I expect to use vulog as an example app for the development of the CEPS sharing protocol.
Highlighting functionality was largely copied from Jérôme Parent-Lévesque. (See here.)
Rendering function (dgelements.js) was inspired by David Gilbertson (who never expected someone would be crazy enough to actually implement his idea I think.)
CEPS provides a way for applications to work with multiple data stores. For developers, this means that you can create a new app knowing that it can run on various compliant datastore systems. For Personal Data Store (PDS) system providers, it means that you can have that many more apps to offer to users of your data store. If CEPS is adopted widely, the personal data store ecosystem can only be enriched.
Today, a number of different personal data store systems are pursuing similar ends – to grant users full control over their personal data, effectively freeing them from the current web services model where third party web sites and applications are retaining all our personal data. Yet, today, each of these PDSs has its own proprietary technology and methods to allow third parties to build apps running on those data-stores.
This is a paradox that can only slow down the adoption of PDSs:
In this light, CEPS is the start of an effort to create some economies of scale in this nascent industry.
In its current inception, CEPS has a minimum viable set of functions to run basic apps on PDSs. It allows the app to authenticate itself on the PDS, and then write records, read and query them, and update or delete the app’s own records.
Here is how it works in practice. In the video, you see a desktop app – in this case a note taking app called Notery, but it could have also been a mobile phone app. The app connects to my PDS which is in the cloud, uses it as its store of data. Any mobile app or desktop application that you can think of could use the same model. They don’t need to send your data to some server you have no control over – using CEPS, they can store your data on your own data store.
This second clip is similar. It is an app called Tallyzoo, with which you can record and count various things. It also connects to my server and keeps data there. This is significant for two main reasons.

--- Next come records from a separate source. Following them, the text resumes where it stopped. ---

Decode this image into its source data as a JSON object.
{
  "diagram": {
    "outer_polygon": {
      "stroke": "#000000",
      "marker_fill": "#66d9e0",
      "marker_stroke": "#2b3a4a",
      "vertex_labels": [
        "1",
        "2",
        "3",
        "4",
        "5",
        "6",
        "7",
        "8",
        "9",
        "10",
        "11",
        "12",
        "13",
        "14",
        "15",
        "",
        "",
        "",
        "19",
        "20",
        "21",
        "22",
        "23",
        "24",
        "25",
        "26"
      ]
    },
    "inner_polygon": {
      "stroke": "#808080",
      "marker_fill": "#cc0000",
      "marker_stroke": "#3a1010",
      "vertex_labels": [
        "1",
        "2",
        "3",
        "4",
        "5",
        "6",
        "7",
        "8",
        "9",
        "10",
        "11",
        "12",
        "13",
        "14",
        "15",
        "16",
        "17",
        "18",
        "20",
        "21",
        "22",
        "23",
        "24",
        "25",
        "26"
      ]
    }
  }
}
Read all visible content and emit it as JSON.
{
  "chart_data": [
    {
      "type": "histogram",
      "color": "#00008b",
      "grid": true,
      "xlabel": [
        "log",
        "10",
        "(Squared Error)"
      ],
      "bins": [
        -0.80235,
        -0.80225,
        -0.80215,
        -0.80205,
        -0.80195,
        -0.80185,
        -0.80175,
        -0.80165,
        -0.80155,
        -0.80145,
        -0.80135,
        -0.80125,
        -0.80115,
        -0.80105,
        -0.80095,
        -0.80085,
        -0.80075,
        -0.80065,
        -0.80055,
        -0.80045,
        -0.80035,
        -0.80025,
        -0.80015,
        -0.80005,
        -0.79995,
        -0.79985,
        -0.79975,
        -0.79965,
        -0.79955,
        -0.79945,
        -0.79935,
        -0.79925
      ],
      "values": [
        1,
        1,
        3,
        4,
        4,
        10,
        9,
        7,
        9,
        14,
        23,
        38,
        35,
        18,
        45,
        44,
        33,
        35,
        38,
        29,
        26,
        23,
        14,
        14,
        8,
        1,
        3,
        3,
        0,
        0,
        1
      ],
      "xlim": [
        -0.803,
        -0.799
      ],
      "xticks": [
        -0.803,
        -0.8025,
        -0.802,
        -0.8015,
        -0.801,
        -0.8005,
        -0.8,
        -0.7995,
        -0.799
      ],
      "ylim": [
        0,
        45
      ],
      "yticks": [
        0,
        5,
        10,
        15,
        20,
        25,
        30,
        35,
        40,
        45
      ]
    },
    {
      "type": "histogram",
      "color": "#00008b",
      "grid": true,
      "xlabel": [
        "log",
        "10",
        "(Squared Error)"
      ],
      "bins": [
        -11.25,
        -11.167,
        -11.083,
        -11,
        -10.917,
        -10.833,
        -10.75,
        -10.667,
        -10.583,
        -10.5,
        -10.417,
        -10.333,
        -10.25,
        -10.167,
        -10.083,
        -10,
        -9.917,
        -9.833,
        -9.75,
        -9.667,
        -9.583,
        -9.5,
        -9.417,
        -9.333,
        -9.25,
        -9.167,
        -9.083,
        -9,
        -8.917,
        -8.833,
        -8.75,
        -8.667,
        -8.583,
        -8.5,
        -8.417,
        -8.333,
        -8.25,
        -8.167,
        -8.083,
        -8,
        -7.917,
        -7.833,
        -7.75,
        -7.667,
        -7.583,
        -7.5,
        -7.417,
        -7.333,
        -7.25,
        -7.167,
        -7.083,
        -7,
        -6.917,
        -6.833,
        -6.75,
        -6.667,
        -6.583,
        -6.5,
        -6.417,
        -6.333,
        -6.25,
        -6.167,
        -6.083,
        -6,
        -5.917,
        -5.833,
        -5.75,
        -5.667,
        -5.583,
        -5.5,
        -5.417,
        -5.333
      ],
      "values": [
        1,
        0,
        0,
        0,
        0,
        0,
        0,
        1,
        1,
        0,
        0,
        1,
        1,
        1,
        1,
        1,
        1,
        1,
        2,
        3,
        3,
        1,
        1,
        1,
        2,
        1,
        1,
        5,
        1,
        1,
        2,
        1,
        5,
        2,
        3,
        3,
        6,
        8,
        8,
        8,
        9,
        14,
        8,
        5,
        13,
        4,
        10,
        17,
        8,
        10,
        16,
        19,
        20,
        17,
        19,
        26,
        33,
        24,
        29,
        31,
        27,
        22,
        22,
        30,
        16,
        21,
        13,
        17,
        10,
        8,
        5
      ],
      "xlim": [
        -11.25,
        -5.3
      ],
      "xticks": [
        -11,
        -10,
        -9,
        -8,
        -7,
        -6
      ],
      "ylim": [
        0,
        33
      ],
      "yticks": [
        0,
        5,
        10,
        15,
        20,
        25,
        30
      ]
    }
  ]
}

First, Tallyzoo wasn’t written by me. It is easy to connect some app to some server if the same person is writing both. But in this case, the app was written by Christoph from OwnYourData without any knowledge of my server. The only thing that Christoph knew was that my server would accept CEPS commands. And that’s all he needed to allow me to use Tallyzoo and store my Tallyzoo data on MY personal data store.
Second, the Tally Zoo app is a server based app – it is a web service. It is like all the great web sites we visit every day. It runs on a third party server and I am like any other user visiting a web site. The only difference is that Tallyzoo doesn’t keep my data on its own servers – it keeps the data on MY server. This is really significant in that it points to a model for all web sites to store our data on our data stores rather than on their servers.
This is a simple difference, and CEPS is a tiny little and simple specification. Yet the example above points to a world wide web which could be radically different from the one we interact with today. It shows that indeed, there is no reason for any web site – any third party company – to keep any of our data on their servers.
This may be a world worth striving for.